Oct 19 2005
South Korea has opened a bank in Seoul that will create and supply new lines of embryonic stem cells for research around the world.
The project which is being led by cloning expert Dr Woo Suk Hwang, who has pioneered the development of stem cells tailored to individual patients, aims to serve as the main centre for an international consortium, including the U.S. and the UK.
However critics are already saying that the use of human embryos in research is unnecessary and unethical, while proponents argue that stem cells taken from embryos offer the best hope of new treatments for a range of diseases and injuries.
Stem cells are the body's master cells, and have the ability to become many different adult tissues.
Embryonic stem cells are the only type which have the ability to turn into any other tissue in the body.
The new bank will help scientists from countries such as the U.S. to avoid government restrictions on stem cell research.
Dr Woo Suk Hwang says the plan is to share stem cells created in each country and share information on those stem cells.
The Bush administration bans federal funding for research on all but a handful of old embryonic stem-cell lines.

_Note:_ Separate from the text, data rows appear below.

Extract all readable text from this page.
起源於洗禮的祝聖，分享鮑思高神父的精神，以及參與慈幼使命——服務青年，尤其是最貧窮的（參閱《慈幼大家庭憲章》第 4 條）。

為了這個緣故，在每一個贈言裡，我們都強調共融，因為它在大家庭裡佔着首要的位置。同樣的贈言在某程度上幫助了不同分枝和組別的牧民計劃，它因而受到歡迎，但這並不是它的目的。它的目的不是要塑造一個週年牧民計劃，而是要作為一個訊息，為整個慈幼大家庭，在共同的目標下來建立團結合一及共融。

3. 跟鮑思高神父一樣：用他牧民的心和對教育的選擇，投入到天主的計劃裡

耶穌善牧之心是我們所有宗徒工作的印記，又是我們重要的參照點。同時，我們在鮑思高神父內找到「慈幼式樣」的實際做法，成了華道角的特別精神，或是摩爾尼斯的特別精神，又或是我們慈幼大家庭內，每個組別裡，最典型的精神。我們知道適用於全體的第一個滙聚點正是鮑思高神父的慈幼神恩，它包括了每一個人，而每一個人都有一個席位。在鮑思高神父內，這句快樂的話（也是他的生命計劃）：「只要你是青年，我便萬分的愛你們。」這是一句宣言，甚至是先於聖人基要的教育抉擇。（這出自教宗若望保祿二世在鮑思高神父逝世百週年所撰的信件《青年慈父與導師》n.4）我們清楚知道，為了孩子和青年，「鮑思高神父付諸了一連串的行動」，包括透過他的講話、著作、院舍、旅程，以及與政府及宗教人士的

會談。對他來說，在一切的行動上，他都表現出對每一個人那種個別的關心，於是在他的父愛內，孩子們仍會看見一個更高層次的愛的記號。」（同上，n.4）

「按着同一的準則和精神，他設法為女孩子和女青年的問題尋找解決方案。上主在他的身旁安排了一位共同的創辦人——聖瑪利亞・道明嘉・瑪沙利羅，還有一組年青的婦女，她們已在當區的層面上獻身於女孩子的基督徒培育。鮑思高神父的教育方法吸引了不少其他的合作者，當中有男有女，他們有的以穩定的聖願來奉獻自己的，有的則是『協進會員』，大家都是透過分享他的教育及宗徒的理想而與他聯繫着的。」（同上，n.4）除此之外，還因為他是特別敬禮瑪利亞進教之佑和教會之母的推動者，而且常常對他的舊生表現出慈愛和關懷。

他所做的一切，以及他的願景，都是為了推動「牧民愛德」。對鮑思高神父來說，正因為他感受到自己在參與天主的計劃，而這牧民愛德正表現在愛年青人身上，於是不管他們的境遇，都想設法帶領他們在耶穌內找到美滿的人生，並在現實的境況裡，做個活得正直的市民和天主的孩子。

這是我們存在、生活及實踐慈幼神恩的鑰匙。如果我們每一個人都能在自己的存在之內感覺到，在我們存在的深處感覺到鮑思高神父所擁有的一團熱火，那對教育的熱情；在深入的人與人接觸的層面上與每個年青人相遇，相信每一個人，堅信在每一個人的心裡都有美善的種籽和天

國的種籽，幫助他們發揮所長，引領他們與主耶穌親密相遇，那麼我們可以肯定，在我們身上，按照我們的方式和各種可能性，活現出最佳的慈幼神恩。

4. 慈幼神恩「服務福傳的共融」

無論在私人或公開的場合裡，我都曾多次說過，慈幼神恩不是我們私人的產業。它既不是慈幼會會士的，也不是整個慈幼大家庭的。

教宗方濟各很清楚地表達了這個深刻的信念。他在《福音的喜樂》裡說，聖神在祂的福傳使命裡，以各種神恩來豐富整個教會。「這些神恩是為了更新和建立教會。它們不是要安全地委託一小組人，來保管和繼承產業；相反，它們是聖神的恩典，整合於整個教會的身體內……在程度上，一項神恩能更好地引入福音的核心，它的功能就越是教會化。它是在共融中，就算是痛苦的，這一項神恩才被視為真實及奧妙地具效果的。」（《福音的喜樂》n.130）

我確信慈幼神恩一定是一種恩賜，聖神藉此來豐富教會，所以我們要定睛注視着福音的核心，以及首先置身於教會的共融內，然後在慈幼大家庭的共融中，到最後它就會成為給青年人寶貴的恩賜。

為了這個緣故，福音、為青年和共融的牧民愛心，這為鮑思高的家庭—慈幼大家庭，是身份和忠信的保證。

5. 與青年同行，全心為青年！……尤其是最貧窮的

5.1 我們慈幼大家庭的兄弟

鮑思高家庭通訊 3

The first branches of the stem cell bank will open in the UK and the U.S., and it is hoped to create about 100 cells lines per year with genetic defects that cause such diseases as diabetes, Parkinson's and Alzheimer's.
This would then allow researchers to study how these cells develop into diseased tissues.
Dr Hwang says that when the use of these stem cells is limited to a particular country, it takes much too long to create technologies usable for the whole of humanity.
He says by creating a global network, they plan to share stem cells created in each country and share information on those stem cells.
It was the pioneering work of Dr Hwang's team which produced the first cloned human embryos and extracted stem cells.
It was in May this year that Hwang announced he had created the world's first embryonic stem cells that genetically match injured or sick patients, which was a major step in the quest to grow patients' own replacement tissue to treat diseases.
Funding is expected to come from the government of South Korea, private American donations, and possibly other sources.
The South Koreans will not patent the new cell lines but will charge fees on special orders.
More than 125 stem cell lines have been reported around the world, taken mostly from donated embryos.
Professor Christopher Higgins, director of the Medical Research Council Clinical Sciences Centre, welcomes the new bank, and says it is a very postive step forward.
Higgins says if we are going to make use of embryonic stem cells for therapeutic purposes it is very important that there is access for all the researchers who need them.
He says that embryonic stem cell therapy offers the prospect of treatments and cures for many non-infectious diseases caused by the the loss of specific types of cell in the body.
Critics however say that funding should be used for alternative forms of stem cell research, which are more ethical, and which have already produced promising results.